Scientists who work on improving life quality of the people suffering from diabetes have found that those people at risk for developing diabetes could postpone the onset of the disease for 14 years wit diet changes and regular exercise.

A serious of trials showed that lifestyle changes including nutrition and exercises could reduce cases of diabetes in the high-risk group. However, it is still not certain if these benefits would remain over an extended period of time.

Over 500 adults at risk for developing diabetes were randomly assigned to one of three lifestyle intervention groups. One group was put on a diet, a second group had relied on exercise and a third on a combination of these two. There was also a control group that did not participate in any diet or exercise program.

The diet group was encouraged to reduce their portions, cut down on sugar and alcohol and increase intake of vegetables. The exercise group had to regularly engage in physical activities while the third group was supposed to introduce both behaviours. The study began in 1986 and the study participants were to follow the program until 1992. They were then assessed in 2006 to see if there were any long-term effect of diet and exercise.

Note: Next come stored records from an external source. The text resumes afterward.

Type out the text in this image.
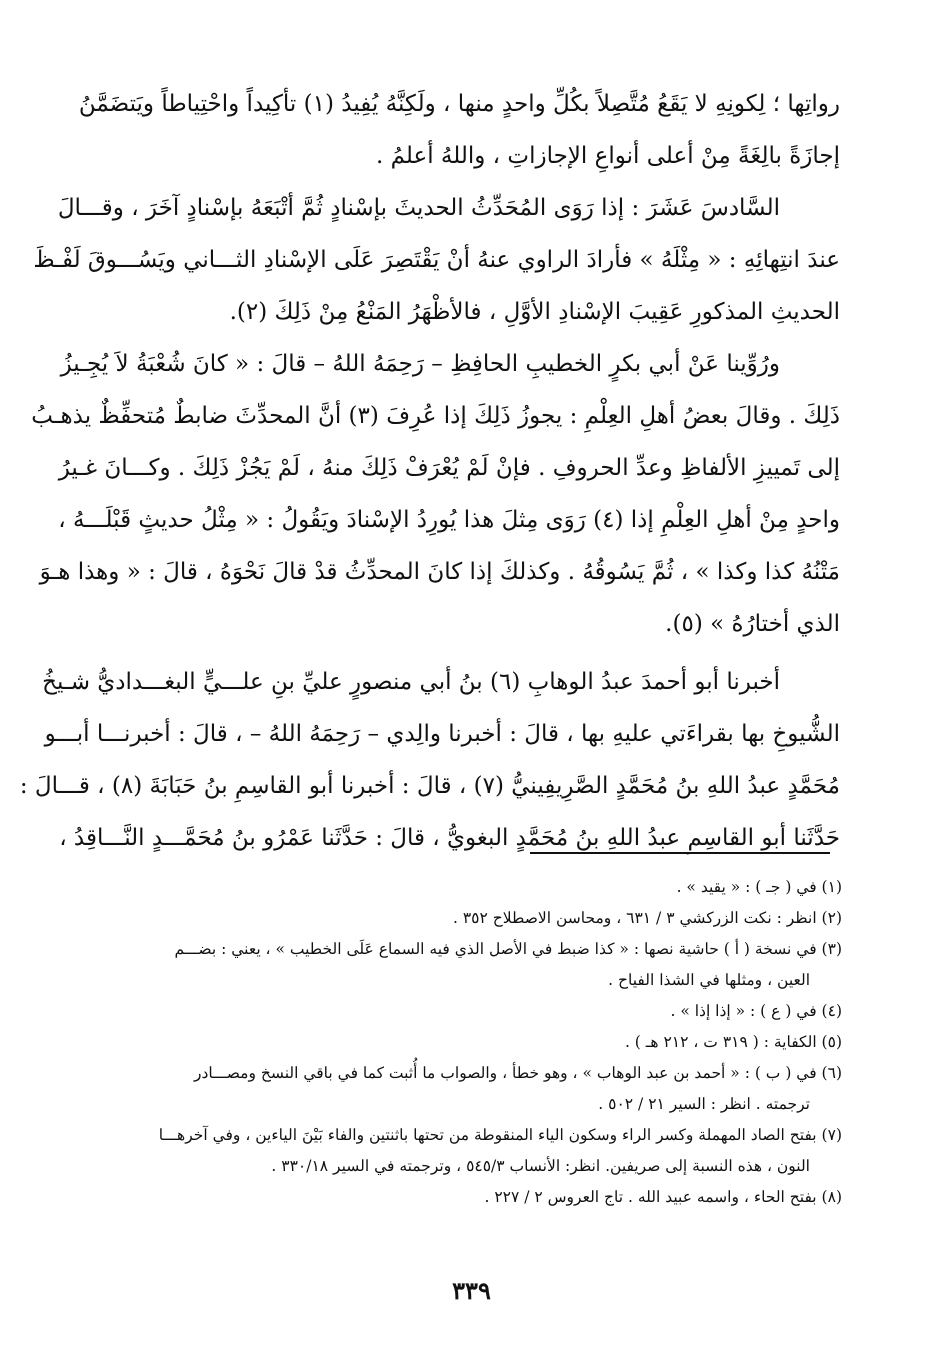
رواتِها ؛ لِكونِهِ لا يَقَعُ مُتَّصِلاً بكُلِّ واحدٍ منها ، ولَكِنَّهُ يُفِيدُ (١) تأكِيداً واحْتِياطاً ويَتضَمَّنُ
إجازَةً بالِغَةً مِنْ أعلى أنواعِ الإجازاتِ ، واللهُ أعلمُ .
السَّادسَ عَشَرَ : إذا رَوَى المُحَدِّثُ الحديثَ بإسْنادٍ ثُمَّ أتْبَعَهُ بإسْنادٍ آخَرَ ، وقـــالَ
عندَ انتِهائِهِ : « مِثْلَهُ » فأرادَ الراوي عنهُ أنْ يَقْتَصِرَ عَلَى الإسْنادِ الثـــاني ويَسُـــوقَ لَفْـظَ
الحديثِ المذكورِ عَقِيبَ الإسْنادِ الأوَّلِ ، فالأظْهَرُ المَنْعُ مِنْ ذَلِكَ (٢).
ورُوِّينا عَنْ أبي بكرٍ الخطيبِ الحافِظِ – رَحِمَهُ اللهُ – قالَ : « كانَ شُعْبَةُ لاَ يُجِـيزُ
ذَلِكَ . وقالَ بعضُ أهلِ العِلْمِ : يجوزُ ذَلِكَ إذا عُرِفَ (٣) أنَّ المحدِّثَ ضابطٌ مُتحفِّظٌ يذهـبُ
إلى تَمييزِ الألفاظِ وعدِّ الحروفِ . فإنْ لَمْ يُعْرَفْ ذَلِكَ منهُ ، لَمْ يَجُزْ ذَلِكَ . وكـــانَ غـيرُ
واحدٍ مِنْ أهلِ العِلْمِ إذا (٤) رَوَى مِثلَ هذا يُورِدُ الإسْنادَ ويَقُولُ : « مِثْلُ حديثٍ قَبْلَـــهُ ،
مَتْنُهُ كذا وكذا » ، ثُمَّ يَسُوقُهُ . وكذلكَ إذا كانَ المحدِّثُ قدْ قالَ نَحْوَهُ ، قالَ : « وهذا هـوَ
الذي أختارُهُ » (٥).
أخبرنا أبو أحمدَ عبدُ الوهابِ (٦) بنُ أبي منصورٍ عليِّ بنِ علـــيٍّ البغـــداديُّ شـيخُ
الشُّيوخِ بها بقراءَتي عليهِ بها ، قالَ : أخبرنا والِدي – رَحِمَهُ اللهُ – ، قالَ : أخبرنـــا أبـــو
مُحَمَّدٍ عبدُ اللهِ بنُ مُحَمَّدٍ الصَّرِيفِينيُّ (٧) ، قالَ : أخبرنا أبو القاسِمِ بنُ حَبَابَةَ (٨) ، قـــالَ :
حَدَّثَنا أبو القاسِمِ عبدُ اللهِ بنُ مُحَمَّدٍ البغويُّ ، قالَ : حَدَّثَنا عَمْرُو بنُ مُحَمَّـــدٍ النَّـــاقِدُ ،
(١) في ( جـ ) : « يقيد » .
(٢) انظر : نكت الزركشي ٣ / ٦٣١ ، ومحاسن الاصطلاح ٣٥٢ .
(٣) في نسخة ( أ ) حاشية نصها : « كذا ضبط في الأصل الذي فيه السماع عَلَى الخطيب » ، يعني : بضـــم
العين ، ومثلها في الشذا الفياح .
(٤) في ( ع ) : « إذا إذا » .
(٥) الكفاية : ( ٣١٩ ت ، ٢١٢ هـ ) .
(٦) في ( ب ) : « أحمد بن عبد الوهاب » ، وهو خطأ ، والصواب ما أُثبت كما في باقي النسخ ومصـــادر
ترجمته . انظر : السير ٢١ / ٥٠٢ .
(٧) بفتح الصاد المهملة وكسر الراء وسكون الياء المنقوطة من تحتها باثنتين والفاء بَيْنَ الياءين ، وفي آخرهـــا
النون ، هذه النسبة إلى صريفين. انظر: الأنساب ٥٤٥/٣ ، وترجمته في السير ٣٣٠/١٨ .
(٨) بفتح الحاء ، واسمه عبيد الله . تاج العروس ٢ / ٢٢٧ .
٣٣٩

These lifestyle interventions helped reduce the incidence of diabetes by 51% over the six years of the program. Additionally, over the whole 20-year period, the incidence was reduced by 43 % in those who had been dieting and exercising.

By the 20th year, 80% of those who had participated in a diet and exercise program had developed diabetes in comparison to 93 % of the people from the control group.

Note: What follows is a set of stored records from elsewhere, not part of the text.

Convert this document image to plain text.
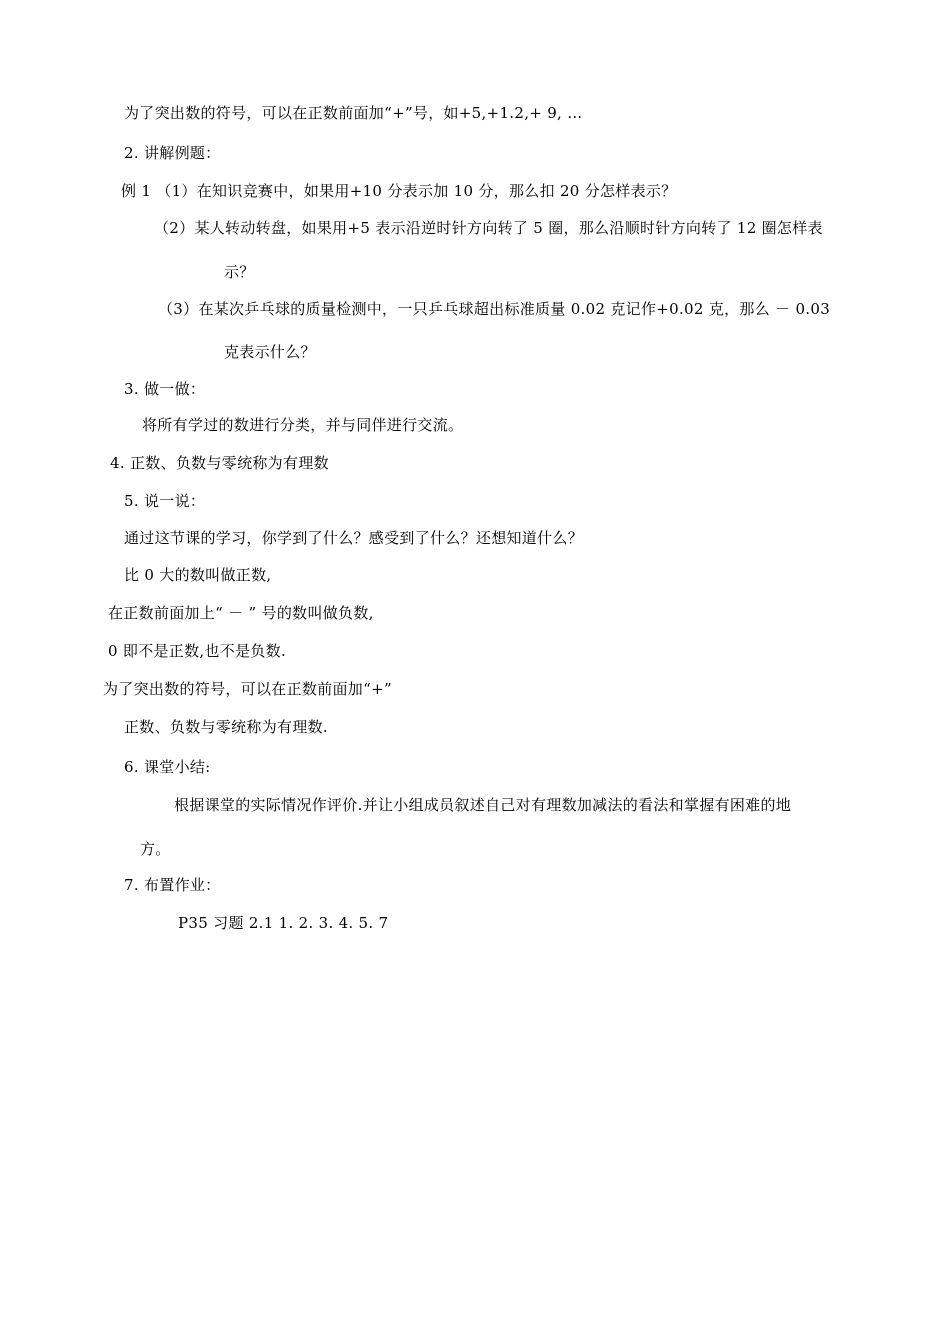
为了突出数的符号，可以在正数前面加“+”号，如+5,+1.2,+ 9, …
2. 讲解例题：
例 1 （1）在知识竞赛中，如果用+10 分表示加 10 分，那么扣 20 分怎样表示？
（2）某人转动转盘，如果用+5 表示沿逆时针方向转了 5 圈，那么沿顺时针方向转了 12 圈怎样表
示？
（3）在某次乒乓球的质量检测中，一只乒乓球超出标准质量 0.02 克记作+0.02 克，那么 － 0.03
克表示什么？
3. 做一做：
将所有学过的数进行分类，并与同伴进行交流。
4. 正数、负数与零统称为有理数
5. 说一说：
通过这节课的学习，你学到了什么？感受到了什么？还想知道什么？
比 0 大的数叫做正数,
在正数前面加上“ － ” 号的数叫做负数,
0 即不是正数,也不是负数.
为了突出数的符号，可以在正数前面加“+”
正数、负数与零统称为有理数.
6. 课堂小结:
根据课堂的实际情况作评价.并让小组成员叙述自己对有理数加减法的看法和掌握有困难的地
方。
7. 布置作业：
P35 习题 2.1 1. 2. 3. 4. 5. 7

However, scientists believe that the study has a couple of important limitations. One of them is that the participants did eventually develop diabetes and that they cannot prove that these lifestyle changes contributed to the survival rates.

Nevertheless, being able to teach people to eat well and be active and in this way protect themselves from diabetes for decades has extraordinary significance.

Another study found that the newly diagnosed type 2 diabetes sufferers could benefit from the early intensive therapy with insulin, which could help them restore the insulin producing cells in the body and restore blood sugar balance.

In comparison to the standard treatment with oral hypoglycemic agents, the early intensive insulin therapy has shown good results with maintaining B-cell function and prolonging glycemic remission.